TOPEKA — Gov. Mark Parkinson will propose increasing Kansas' tobacco taxes next year, a spokeswoman said Wednesday.
The Democratic governor's plan is likely to face strong opposition in the Republican-controlled Legislature, although the Senate's top leader said he would support the idea.
Parkinson spokeswoman Beth Martino said the governor hasn't settled on how much of an increase he will propose. But she hinted that he's considering asking legislators to bring Kansas' cigarette tax up to the national average.
Kansas' cigarette tax is 79 cents a pack. The national average for states and the District of Columbia is $1.34 a pack, according to the Washington-based group Campaign for Tobacco-Free Kids.
"He is going to pursue a tobacco tax of some sort," Martino said. "He is still looking at the options."
Martino said Parkinson has not decided whether to ask legislators to dedicate the new revenue to health programs, or use it to help the state balance its budget for fiscal 2011, which begins July 1.
Legislative researchers estimate that increasing the cigarette tax by 55 cents, to $1.34 a pack, would raise about $88 million during the next fiscal year. The state also imposes a 10 percent tax on other tobacco products, but doubling it would raise only $5 million during the next fiscal year.

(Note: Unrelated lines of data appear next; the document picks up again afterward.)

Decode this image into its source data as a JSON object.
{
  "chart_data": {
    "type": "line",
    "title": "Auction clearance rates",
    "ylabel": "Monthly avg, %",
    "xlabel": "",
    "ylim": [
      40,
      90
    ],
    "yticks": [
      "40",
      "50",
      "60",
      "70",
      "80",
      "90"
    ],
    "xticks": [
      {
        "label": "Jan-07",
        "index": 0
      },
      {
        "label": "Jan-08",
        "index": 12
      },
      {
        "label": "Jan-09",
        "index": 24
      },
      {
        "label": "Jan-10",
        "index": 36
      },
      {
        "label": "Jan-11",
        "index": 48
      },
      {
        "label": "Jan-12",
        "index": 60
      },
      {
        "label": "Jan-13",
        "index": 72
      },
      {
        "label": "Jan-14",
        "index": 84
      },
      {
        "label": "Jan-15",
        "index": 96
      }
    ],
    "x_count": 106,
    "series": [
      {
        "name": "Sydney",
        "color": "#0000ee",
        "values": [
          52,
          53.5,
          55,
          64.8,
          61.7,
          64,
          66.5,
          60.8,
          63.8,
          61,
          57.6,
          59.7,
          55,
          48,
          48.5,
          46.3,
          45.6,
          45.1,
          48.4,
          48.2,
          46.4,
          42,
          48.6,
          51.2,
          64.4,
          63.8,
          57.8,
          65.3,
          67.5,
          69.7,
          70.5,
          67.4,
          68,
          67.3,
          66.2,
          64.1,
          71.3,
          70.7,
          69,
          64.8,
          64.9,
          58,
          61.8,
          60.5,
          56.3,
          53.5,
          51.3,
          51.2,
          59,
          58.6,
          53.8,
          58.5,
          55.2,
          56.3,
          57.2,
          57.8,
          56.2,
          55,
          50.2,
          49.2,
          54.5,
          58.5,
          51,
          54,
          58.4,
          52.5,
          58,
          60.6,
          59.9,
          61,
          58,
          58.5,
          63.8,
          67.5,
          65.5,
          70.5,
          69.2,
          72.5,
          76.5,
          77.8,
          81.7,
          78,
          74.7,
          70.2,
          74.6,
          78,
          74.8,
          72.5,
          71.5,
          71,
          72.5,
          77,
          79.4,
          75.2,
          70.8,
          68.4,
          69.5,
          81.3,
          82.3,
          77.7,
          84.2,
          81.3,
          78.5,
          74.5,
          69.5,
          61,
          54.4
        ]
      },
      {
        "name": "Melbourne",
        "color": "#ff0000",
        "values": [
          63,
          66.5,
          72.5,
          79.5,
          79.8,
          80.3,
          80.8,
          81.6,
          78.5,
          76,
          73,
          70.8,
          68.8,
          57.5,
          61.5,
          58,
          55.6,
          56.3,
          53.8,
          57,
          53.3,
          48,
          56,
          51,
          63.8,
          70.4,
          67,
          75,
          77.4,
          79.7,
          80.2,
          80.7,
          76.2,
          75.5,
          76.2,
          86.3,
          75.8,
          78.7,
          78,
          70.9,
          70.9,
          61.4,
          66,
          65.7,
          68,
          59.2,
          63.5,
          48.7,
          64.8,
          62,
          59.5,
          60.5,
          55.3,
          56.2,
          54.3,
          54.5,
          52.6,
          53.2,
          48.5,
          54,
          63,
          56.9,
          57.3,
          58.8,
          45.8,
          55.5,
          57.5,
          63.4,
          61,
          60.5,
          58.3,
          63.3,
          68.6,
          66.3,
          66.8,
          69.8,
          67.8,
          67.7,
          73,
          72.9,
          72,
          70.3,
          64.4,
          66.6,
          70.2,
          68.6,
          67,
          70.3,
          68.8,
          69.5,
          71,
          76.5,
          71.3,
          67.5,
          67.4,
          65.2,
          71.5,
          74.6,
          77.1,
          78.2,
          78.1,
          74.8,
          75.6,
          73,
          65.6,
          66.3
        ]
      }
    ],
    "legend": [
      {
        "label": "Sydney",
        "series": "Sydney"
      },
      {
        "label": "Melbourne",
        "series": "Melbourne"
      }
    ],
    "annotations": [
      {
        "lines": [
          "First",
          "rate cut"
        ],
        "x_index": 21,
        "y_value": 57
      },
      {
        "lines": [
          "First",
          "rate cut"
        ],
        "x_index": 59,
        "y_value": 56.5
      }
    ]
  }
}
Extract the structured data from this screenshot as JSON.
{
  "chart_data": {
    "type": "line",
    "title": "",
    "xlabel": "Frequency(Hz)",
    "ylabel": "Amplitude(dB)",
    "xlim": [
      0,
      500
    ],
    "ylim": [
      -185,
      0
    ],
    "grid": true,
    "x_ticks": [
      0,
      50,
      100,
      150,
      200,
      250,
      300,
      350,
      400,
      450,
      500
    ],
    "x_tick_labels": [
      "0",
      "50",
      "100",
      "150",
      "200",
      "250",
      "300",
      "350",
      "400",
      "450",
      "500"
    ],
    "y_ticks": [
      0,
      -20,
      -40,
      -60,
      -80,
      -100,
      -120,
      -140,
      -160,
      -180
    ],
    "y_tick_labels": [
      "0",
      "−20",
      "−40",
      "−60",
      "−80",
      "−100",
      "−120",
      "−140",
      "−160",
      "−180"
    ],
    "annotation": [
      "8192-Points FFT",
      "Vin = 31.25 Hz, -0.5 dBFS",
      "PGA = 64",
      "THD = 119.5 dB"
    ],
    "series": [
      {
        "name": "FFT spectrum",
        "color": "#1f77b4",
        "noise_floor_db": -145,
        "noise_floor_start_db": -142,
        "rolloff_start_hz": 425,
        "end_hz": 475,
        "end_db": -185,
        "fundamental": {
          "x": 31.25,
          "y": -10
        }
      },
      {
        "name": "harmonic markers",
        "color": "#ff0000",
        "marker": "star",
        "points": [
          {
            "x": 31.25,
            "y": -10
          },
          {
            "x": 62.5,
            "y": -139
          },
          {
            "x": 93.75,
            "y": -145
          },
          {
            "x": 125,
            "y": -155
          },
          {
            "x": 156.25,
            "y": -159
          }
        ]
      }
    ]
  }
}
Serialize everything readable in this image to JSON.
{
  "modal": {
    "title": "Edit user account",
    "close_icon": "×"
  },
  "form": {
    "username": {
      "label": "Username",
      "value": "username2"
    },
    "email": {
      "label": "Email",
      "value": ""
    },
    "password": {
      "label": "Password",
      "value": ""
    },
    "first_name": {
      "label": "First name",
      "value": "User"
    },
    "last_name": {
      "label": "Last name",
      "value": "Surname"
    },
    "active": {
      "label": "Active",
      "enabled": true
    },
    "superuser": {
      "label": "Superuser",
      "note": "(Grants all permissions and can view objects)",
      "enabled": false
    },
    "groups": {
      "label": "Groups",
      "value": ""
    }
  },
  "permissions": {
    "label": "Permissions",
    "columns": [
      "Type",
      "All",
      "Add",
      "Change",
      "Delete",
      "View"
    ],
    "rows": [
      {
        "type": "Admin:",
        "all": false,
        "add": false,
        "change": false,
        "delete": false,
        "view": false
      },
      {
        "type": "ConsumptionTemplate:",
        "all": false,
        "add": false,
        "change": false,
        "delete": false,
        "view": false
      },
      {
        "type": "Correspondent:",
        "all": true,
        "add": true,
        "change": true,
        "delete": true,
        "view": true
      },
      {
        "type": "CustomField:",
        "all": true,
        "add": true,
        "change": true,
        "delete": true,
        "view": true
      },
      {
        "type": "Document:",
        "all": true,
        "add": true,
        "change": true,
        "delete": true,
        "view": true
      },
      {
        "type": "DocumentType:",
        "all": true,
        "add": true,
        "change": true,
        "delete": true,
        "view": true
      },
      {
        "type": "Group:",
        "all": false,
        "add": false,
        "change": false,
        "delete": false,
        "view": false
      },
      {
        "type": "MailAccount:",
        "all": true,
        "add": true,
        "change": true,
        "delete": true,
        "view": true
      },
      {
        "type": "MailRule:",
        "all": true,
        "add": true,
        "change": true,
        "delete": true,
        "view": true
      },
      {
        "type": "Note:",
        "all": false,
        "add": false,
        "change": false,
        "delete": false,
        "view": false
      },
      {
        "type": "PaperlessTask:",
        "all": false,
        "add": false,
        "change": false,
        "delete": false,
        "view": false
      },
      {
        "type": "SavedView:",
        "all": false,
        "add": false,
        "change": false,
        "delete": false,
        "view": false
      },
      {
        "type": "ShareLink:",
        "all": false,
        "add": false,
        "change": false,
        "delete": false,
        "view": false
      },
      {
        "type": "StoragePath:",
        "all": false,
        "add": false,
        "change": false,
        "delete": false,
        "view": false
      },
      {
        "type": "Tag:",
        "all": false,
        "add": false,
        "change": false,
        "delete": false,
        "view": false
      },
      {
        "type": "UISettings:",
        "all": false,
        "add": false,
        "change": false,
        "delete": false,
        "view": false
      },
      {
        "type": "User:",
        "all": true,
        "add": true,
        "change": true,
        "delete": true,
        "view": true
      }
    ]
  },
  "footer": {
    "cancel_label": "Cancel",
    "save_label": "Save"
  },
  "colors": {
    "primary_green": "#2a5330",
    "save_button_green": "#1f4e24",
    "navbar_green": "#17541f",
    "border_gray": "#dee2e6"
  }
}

Parkinson said last week that he's not planning to propose deeper cuts in spending to avoid a budget deficit for fiscal 2011. The state has had five rounds of cuts and other adjustments to keep the budget balanced for the current fiscal year.
He said he's considering proposals to eliminate exemptions to the state's sales tax and eliminate tax breaks granted in previous years. And he didn't rule out raising some tax rates.
Senate President Steve Morris, R-Hugoton, said a cigarette tax increase would have the best chance of any proposal to raise tax rates.
"I would support it," Morris said. "I think it's probably the only tax increase that would have the possibility of getting through the Legislature."
But many GOP legislators, particularly House conservatives, worry any revenue-raising measures will slow the state's economic recovery and hurt struggling families.
House Taxation Committee Chairman Richard Carlson, R-St. Marys, said states typically raise taxes near the end of recessions — only to see revenues boom upon recovery.
"I'm going to be very cautious about looking at tax increases," Carlson said. "I think Kansas will grow out of this recession. We just need to look at it in the long term."
Merchants also worry about losing business to other states. While Colorado and Oklahoma have higher cigarette taxes, Nebraska's is lower, and Missouri's, at 17 cents a pack, is second-lowest in the nation, behind only South Carolina.
Public health advocates have long argued that Kansans will support higher tobacco taxes if the money is used for health care programs.
But in 2002, when legislators boosted the cigarette tax from 24 cents, they did it to help close a budget shortfall. When then-Gov. Kathleen Sebelius outlined a plan in 2004 to raise tobacco taxes for health care, legislators ignored the proposal for several years.